The moments where I pat myself on the back for being a good mother are fewer and more far between (far betweener?) than they should be. But I felt like a genius in Ikea.
This is not unusual, actually. I often feel like a genius in Ikea. Meandering through the showroom gives me a distinct feeling of cleverness--"hey, these little canisters would be perfect for the kitchen"--despite the fact that each of the "rooms" is set up to showcase exactly the thing that I feel I've discovered. And despite the fact that the furniture looks much less cheap and particle-boardy in the store. Somehow, I can get past the clever marketing of it all, and still enjoy the sense of having found the perfect solution to a real or imagined interior design problem.
Westley also seemed to enjoy Ikea for the first hour or so. The few from the stroller was enough to fascinate him until he remembered that he was due for a nap. He faces me in the stroller, and I watched as his face scrunched up several times, fighting sleep. Sleeping, after all, would keep him from realizing that two birch end tables could be pushed together to create a smallish coffee table that would be the perfect size for our living room.
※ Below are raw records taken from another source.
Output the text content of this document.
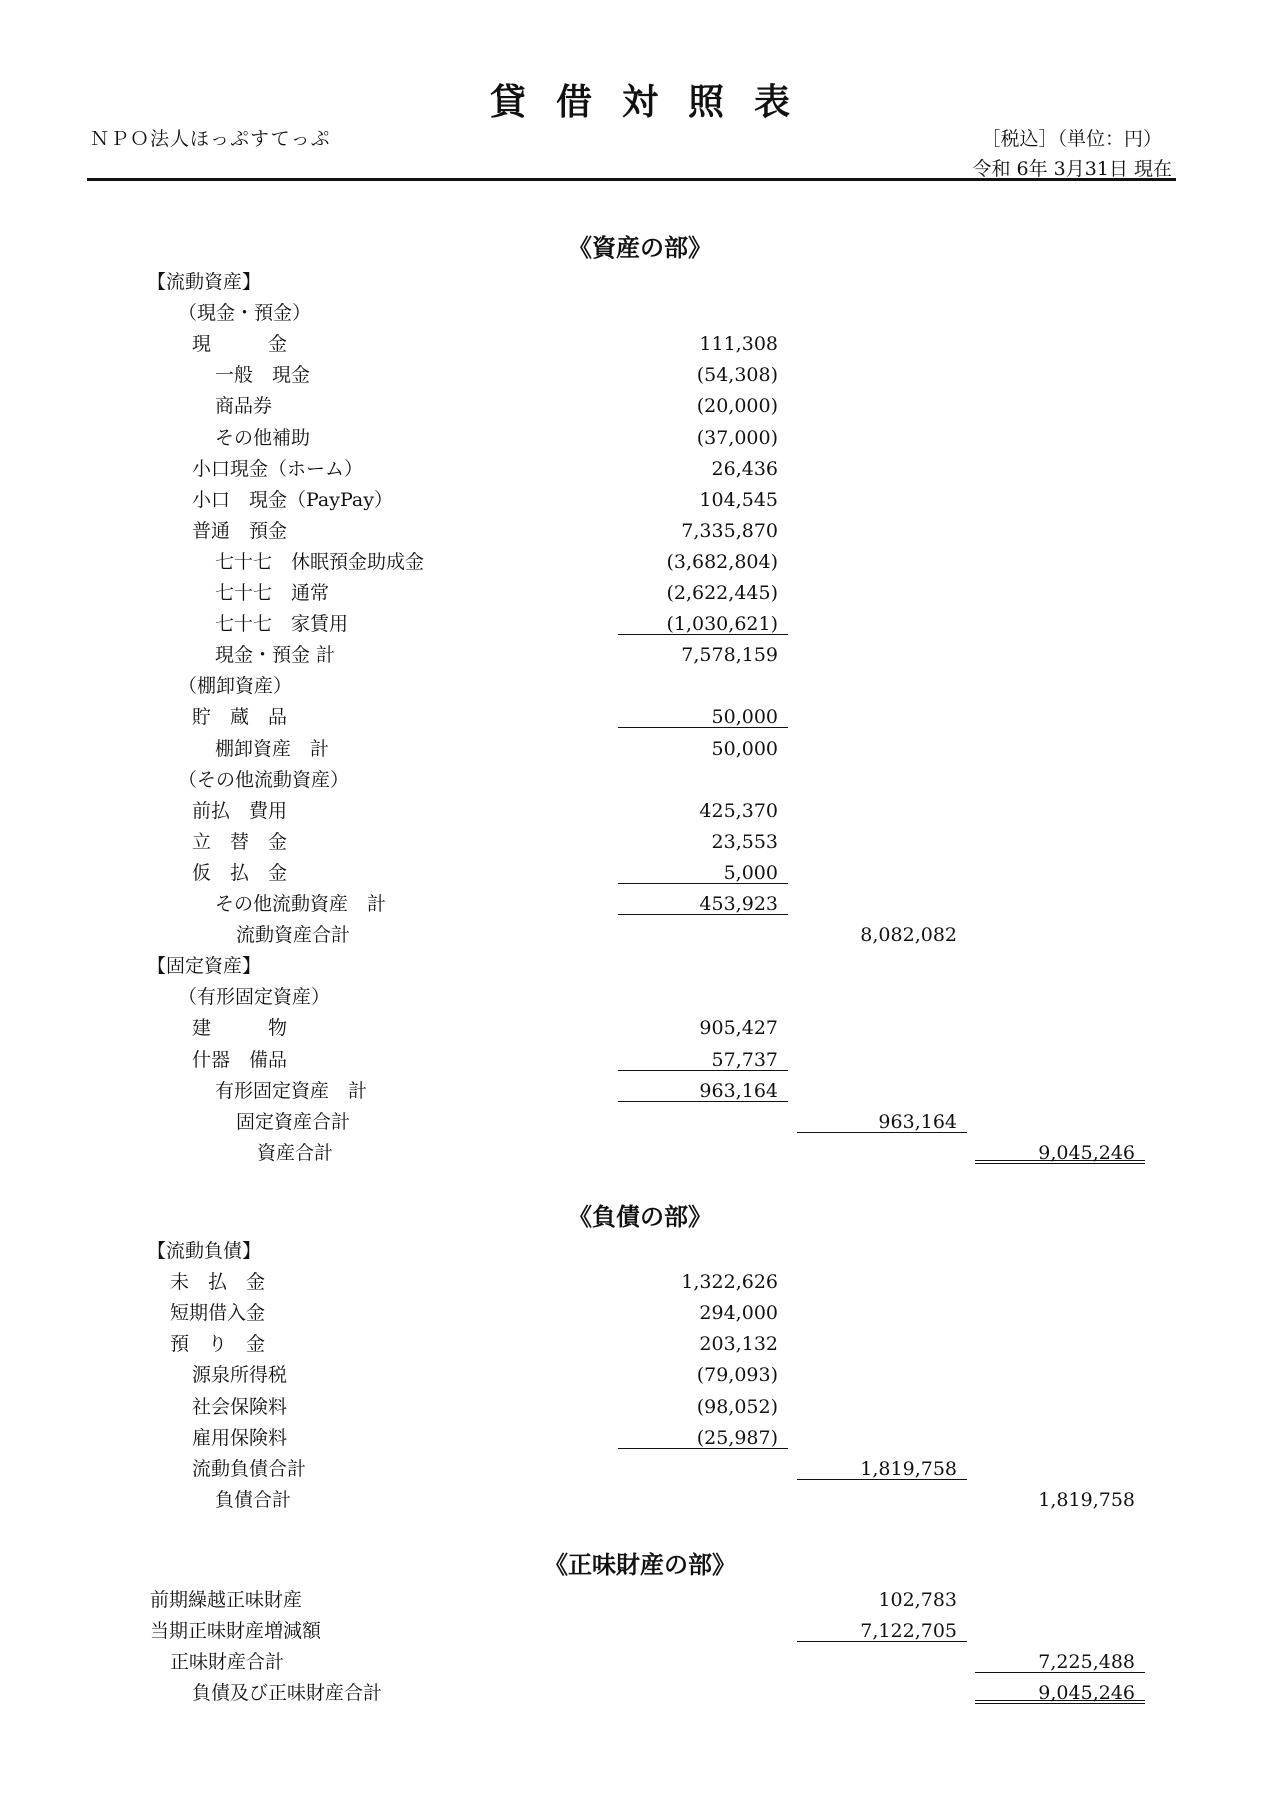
貸借対照表
ＮＰＯ法人ほっぷすてっぷ	［税込］（単位：円）
令和 6年 3月31日 現在
《資産の部》
【流動資産】
（現金・預金）
現　　　金	111,308
一般　現金	(54,308)
商品券	(20,000)
その他補助	(37,000)
小口現金（ホーム）	26,436
小口　現金（PayPay）	104,545
普通　預金	7,335,870
七十七　休眠預金助成金	(3,682,804)
七十七　通常	(2,622,445)
七十七　家賃用	(1,030,621)
現金・預金 計	7,578,159
（棚卸資産）
貯　蔵　品	50,000
棚卸資産　計	50,000
（その他流動資産）
前払　費用	425,370
立　替　金	23,553
仮　払　金	5,000
その他流動資産　計	453,923
流動資産合計	8,082,082
【固定資産】
（有形固定資産）
建　　　物	905,427
什器　備品	57,737
有形固定資産　計	963,164
固定資産合計	963,164
資産合計	9,045,246
《負債の部》
【流動負債】
未　払　金	1,322,626
短期借入金	294,000
預　り　金	203,132
源泉所得税	(79,093)
社会保険料	(98,052)
雇用保険料	(25,987)
流動負債合計	1,819,758
負債合計	1,819,758
《正味財産の部》
前期繰越正味財産	102,783
当期正味財産増減額	7,122,705
正味財産合計	7,225,488
負債及び正味財産合計	9,045,246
His eyelids would close for a minute, and then pop open again suddenly, and he'd look up at me like, "What the hell, woman?
I swayed the stroller back and forth for a minute, waiting for a Westley-style meltdown, before noticing the hum of the refrigerator in the grocery section. I put the stroller beside the cold case. Westley dropped off to sleep in all of thirty seconds--a sweetly sleeping cherub next to the frozen Swedish meatballs.
"I don't know what to do" was a kind of mantra in the first few weeks of Westley's life. Because, right then, I really didn't know what to do. I had never dealt with a tiny baby before. It was like living with an alien. But even though we've had a chance to get acquainted, I can still fall into the trap of despairing because I can't read Westley's mind and give him exactly what he wants. Or whatever it is that Perfect Mothers are supposed to be able to do.
The negative thinking stops now. Because, as it turns out, sometimes I do know what to do. And when I don't know what to do, I can still figure out that no white noise machine is a match for an industrial fridge. And that's worth something.